Friday, July 6, 2018

Angels in America on Independence Day


I spent part of the July 4 holiday watching the 2003 HBO production of Tony Kushner’s Angels in America, directed by Mike Nichols. I’d seen the play (which is really two full-length plays) in Los Angeles prior to its triumphant Broadway debut in 1993. Then the 2018 revival starring Andrew Garfield and Nathan Lane, one which earned more Tony nominations than any other in Broadway history, piqued my interest. So I turned to the Emmy-winning HBO miniseries to relive Kushner’s vision.

Angels in America is subtitled A Gay Fantasia on National Themes. It begins in October 1985, as the AIDS crisis is ramping up in New York City. The plot weaves together several realistic stories: that of a newly diagnosed gay man (Prior Walter) and his fearful partner (Louis); that of a closeted Mormon lawyer (Joe) and his neurotic young wife (Harper). There’s also a male nurse nicknamed Belize -- a flamboyant “queen” who’s seen his share of young gay men dying -- as well as the Mormon lawyer’s down-to-earth Salt Lake City mother, Hannah, who’s far more complex than she at first seems. The story is enhanced by the presence of a genuine historical figure, attorney and right-wing power-broker Roy Cohn. As the play begins, Cohn is trying to maneuver the clean-cut Joe into a position in the U.S. Department of Justice, so that his own name can be cleared of wrong-doing. Once the action gets underway, it’s revealed Cohn’s dying of AIDS. An angry, vindictive little man, he admits to sleeping regularly with males, but hotly denies being gay. And so it goes.

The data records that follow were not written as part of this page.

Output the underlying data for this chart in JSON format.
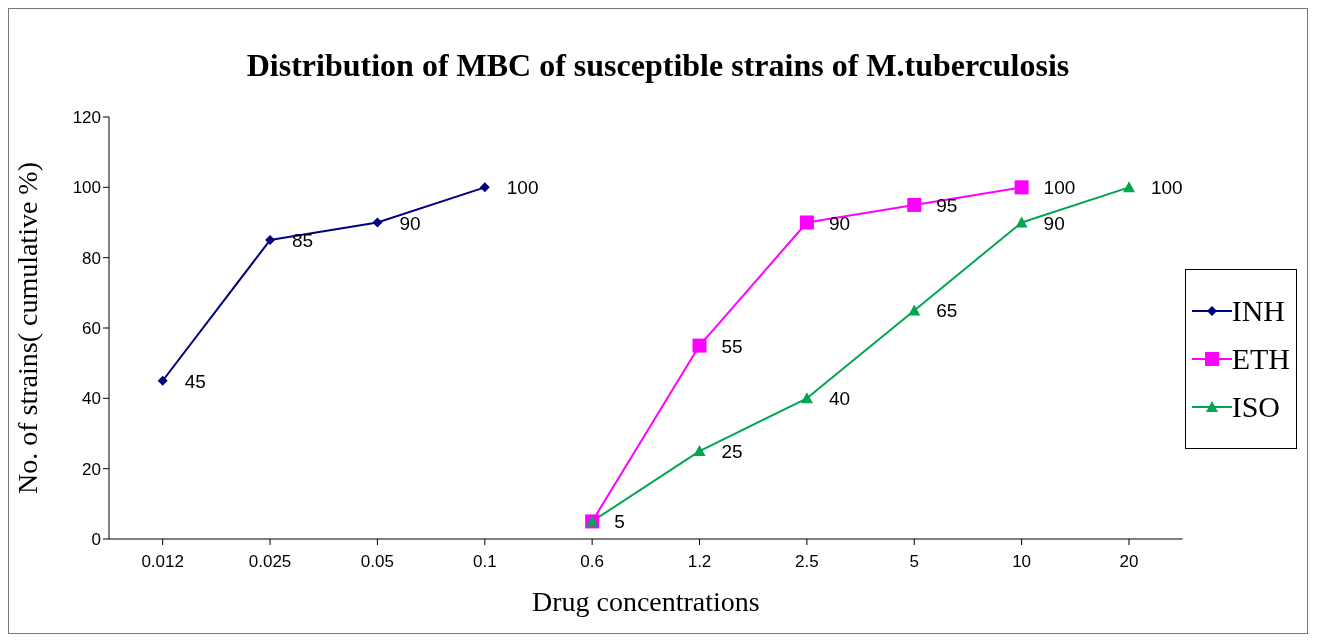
{
  "chart_data": {
    "type": "line",
    "title": "Distribution of MBC of susceptible strains of M.tuberculosis",
    "xlabel": "Drug concentrations",
    "ylabel": "No. of strains( cumulative %)",
    "categories": [
      "0.012",
      "0.025",
      "0.05",
      "0.1",
      "0.6",
      "1.2",
      "2.5",
      "5",
      "10",
      "20"
    ],
    "series": [
      {
        "name": "INH",
        "color": "#000080",
        "marker": "diamond",
        "values": [
          45,
          85,
          90,
          100,
          null,
          null,
          null,
          null,
          null,
          null
        ],
        "value_labels": [
          "45",
          "85",
          "90",
          "100",
          null,
          null,
          null,
          null,
          null,
          null
        ]
      },
      {
        "name": "ETH",
        "color": "#ff00ff",
        "marker": "square",
        "values": [
          null,
          null,
          null,
          null,
          5,
          55,
          90,
          95,
          100,
          null
        ],
        "value_labels": [
          null,
          null,
          null,
          null,
          null,
          "55",
          "90",
          "95",
          "100",
          null
        ]
      },
      {
        "name": "ISO",
        "color": "#00a651",
        "marker": "triangle",
        "values": [
          null,
          null,
          null,
          null,
          5,
          25,
          40,
          65,
          90,
          100
        ],
        "value_labels": [
          null,
          null,
          null,
          null,
          "5",
          "25",
          "40",
          "65",
          "90",
          "100"
        ]
      }
    ],
    "ylim": [
      0,
      120
    ],
    "yticks": [
      0,
      20,
      40,
      60,
      80,
      100,
      120
    ],
    "grid": false,
    "legend": "right",
    "line_style": "solid"
  }
}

What lifts Angels in America beyond the realm of kitchen-sink drama or soap opera is Kushner’s inventive language and mythical bent. He’s got a gift, first of all, for witty remarks, like “You know you’ve hit rock bottom when even drag is a drag.” And he moves far beyond the concerns of the gay community by seeing his characters in historical context, somewhat paralleling the immigrants and other outcasts who have not been entirely welcomed into the fabric of American life. Through the character of Ethel Rosenberg, whose visitations to Roy Cohn in his hospital bed are a spooky reminder of his personal role in the execution of the Rosenbergs on espionage charges, we’re reminded of the more questionable moments in the history of American jurisprudence.

Ethel is a realistic sort of ghost, but what to make of the avenging angel who descends through the ceiling to violently confront Prior Walter? In these sections of the drama, Kushner’s language goes a bit bonkers, and the audience has to hold on for dear life. I have a feeling that such phantasmagoria may work better on the stage, an environment in which we expect to see the unreal without having to make literal sense of it. That being said, I can’t praise highly enough the cast Mike Nichols assembled for the HBO version. He followed the stage play in having several of the featured actors taking on more than one role  I won’t soon forget Meryl Streep as both a coyly vindictive Ethel Rosenberg and a plain-jane Mormon mom. Given how often she’s cast as grand figures—like Margaret Thatcher, Miranda Priestly, and even Florence Foster Jenkins—it’s wonderful to see what Streep can do in a humbler role. I was also much taken with Jeffrey Wright, as both Belize and a hallucinatory travel agent. An unrecognizable Al Pacino is both hideous and poignant as Roy Cohn, and the younger actors are memorable too. All left me with a lot to think about on July 5.